We can take a shortcut to understand the current state of affairs of artificial intelligence ‘in the wild’ with the opinion of Andrew Ng, a leading AI expert:
“Surprisingly, despite AI’s breadth of impact, the types of it being deployed are still extremely limited. Almost all of AI’s recent progress is through one type, in which some input data (A) is used to quickly generate some simple response (B).” — Andrew Ng, Harvard Business Review (November 2016)
There are two things to highlight from that statement.
First, he mentions that the types of AI products deployed are still limited. The deployments are “limited” with regard to the number of tasks and the generalities of what the AI actually accomplishes. This is not to say they are meaningless or irrelevant at all. These accomplishments are huge enablers for companies—aside from also being very cool showoffs.
To give a trivial example, compare a machine’s capacity to automatically process millions of photos to an army of people doing it manually. The second point to highlight is the down-to-earth approach to artificial intelligence. It’s no longer an impractical field of computer science. There are deployments out there that are already impacting our everyday life, without having to think about it.
Developers and applications that fail to grasp the continued necessity of human participation are doomed to fail, while those that do are poised for sustainable success.
Offering some concrete examples to help visualise the statement, let’s use Andrew Ng’s notation of Input A, Response B, and the possible application:
• Input A are pictures, and we want a Response B of the type: Are there human faces in the pictures?
With this sort of AI, we could build a photo-tagging application.
• Input A are loan applications, and we want a Response B of the type: Will the loan be repaid? With this we could build an AI-powered loan approval application.
• Inputs A are ads and user information, and the Response B we want is: Will the user click on an ad? With this we can build an ultra-targeted online-ads platform (not so alien to our common experience, is it?).

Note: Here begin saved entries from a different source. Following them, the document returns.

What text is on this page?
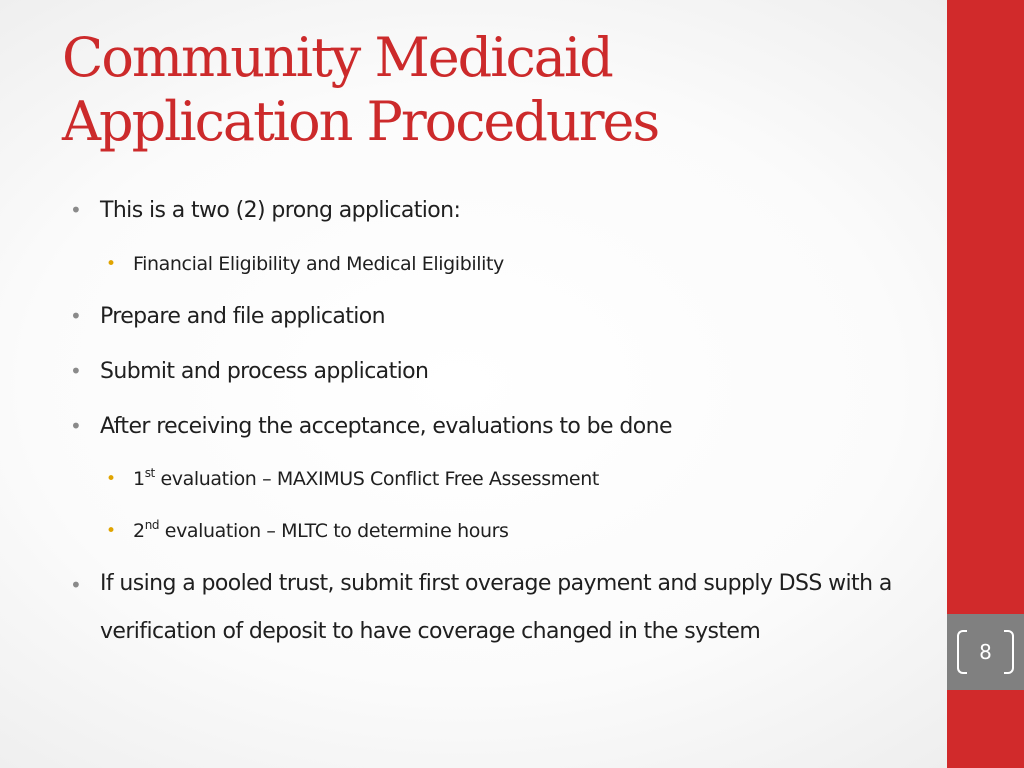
Community Medicaid
Application Procedures
• This is a two (2) prong application:
• Financial Eligibility and Medical Eligibility
• Prepare and file application
• Submit and process application
• After receiving the acceptance, evaluations to be done
• 1st evaluation – MAXIMUS Conflict Free Assessment
• 2nd evaluation – MLTC to determine hours
• If using a pooled trust, submit first overage payment and supply DSS with a verification of deposit to have coverage changed in the system
8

Diving deeper, we can add some more examples:
• We have audio as input, we want the transcript of the audio as an output. With this we can build a speech to text application or take it further to speech recognition.
• Using a sentence, in English for the sake of argument, and expecting the sentence translated to French as an output, we could build a language translation application.
• What about a self-driving car? For that we would have input from cameras and other sensors like light detection and ranging (LIDAR). The type of outputs could be the speed, trajectory, and positions of other cars and objects.
With all the different possible applications and players getting into AI, what remains to be tackled are the key aspects for a successful AI product and to determine what the key considerations are.
First, successful AI products must be driven by one or both of two fundamental goals: aiding people in accessing and processing information, and facilitating decision-making. The crucial characteristic shared by both is that AI is treated as technology to supplement, not replace, human capability. Developers and applications that fail to grasp the continued necessity of human participation are doomed to fail, while those that do are poised for sustainable success.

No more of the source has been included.